I guess on the surface, that is a perfectly true and perfectly innocuous statement. The fact that American women frequently employ immigrant women who are willing to watch their children for a very low wage so that the American women can find paying work outside the home is fairly indisputable, at least in the northeast where I come from. Yet, I don’t think the characterization of these women as “unskilled labor” is entirely accurate.

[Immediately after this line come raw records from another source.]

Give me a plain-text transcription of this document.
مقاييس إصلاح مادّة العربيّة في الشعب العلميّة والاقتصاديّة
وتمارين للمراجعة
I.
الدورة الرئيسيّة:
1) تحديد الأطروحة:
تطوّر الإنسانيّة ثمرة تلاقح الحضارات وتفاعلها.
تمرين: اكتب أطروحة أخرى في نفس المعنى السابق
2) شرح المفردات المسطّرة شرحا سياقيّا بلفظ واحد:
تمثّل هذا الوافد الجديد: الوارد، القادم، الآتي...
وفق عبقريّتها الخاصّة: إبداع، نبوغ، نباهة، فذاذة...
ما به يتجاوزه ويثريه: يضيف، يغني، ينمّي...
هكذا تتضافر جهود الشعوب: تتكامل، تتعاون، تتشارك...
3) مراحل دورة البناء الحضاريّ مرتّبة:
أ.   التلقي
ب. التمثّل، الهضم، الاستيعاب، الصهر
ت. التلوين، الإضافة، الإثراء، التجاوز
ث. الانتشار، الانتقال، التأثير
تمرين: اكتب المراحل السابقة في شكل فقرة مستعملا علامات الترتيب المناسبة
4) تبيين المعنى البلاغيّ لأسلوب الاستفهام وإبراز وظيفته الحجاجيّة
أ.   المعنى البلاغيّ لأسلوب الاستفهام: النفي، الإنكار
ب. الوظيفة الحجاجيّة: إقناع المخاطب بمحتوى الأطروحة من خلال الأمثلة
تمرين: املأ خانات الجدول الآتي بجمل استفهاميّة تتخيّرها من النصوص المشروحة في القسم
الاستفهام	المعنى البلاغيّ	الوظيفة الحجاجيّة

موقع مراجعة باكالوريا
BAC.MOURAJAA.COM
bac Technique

In Morristown, New Jersey, near where I live, you can go to the train station on any given day and find an immigrant man who is willing to do just about any unskilled work you are willing to pay him to do, like paining your house or moving furniture. Yes, you don’t need an advanced degree or specialized training to diaper a baby’s bottom or bandage a skinned knee any more than you need one to slap on a coat of primer or carry a couch up two flights of stairs. Even so, you aren’t going to find me at the train station picking up a woman to watch my young children anytime soon. So maybe it isn’t quite as easy as Guest seems to think it is.
Finding the kind of childcare that we need – consistent, reliable, high-quality and affordable – is often simply a matter of luck and is by no means a given. Luckily, it seems that someone in Washington is finally figuring out what we have known all along. According to a recent Washington Post article, Nancy Pelosi recognizes that the child care issue is key to allowing women to fully assert their presence in the workforce, and has vowed to put quality affordable child care on the national agenda if she regains her position as the Speaker of the House. Even if she isn’t successful in her bid, at least she is finally bringing the issue to the fore: for women to be able to work for pay while maintaining a good quality of life, not to mention their sanity, we need someone to take care of our children.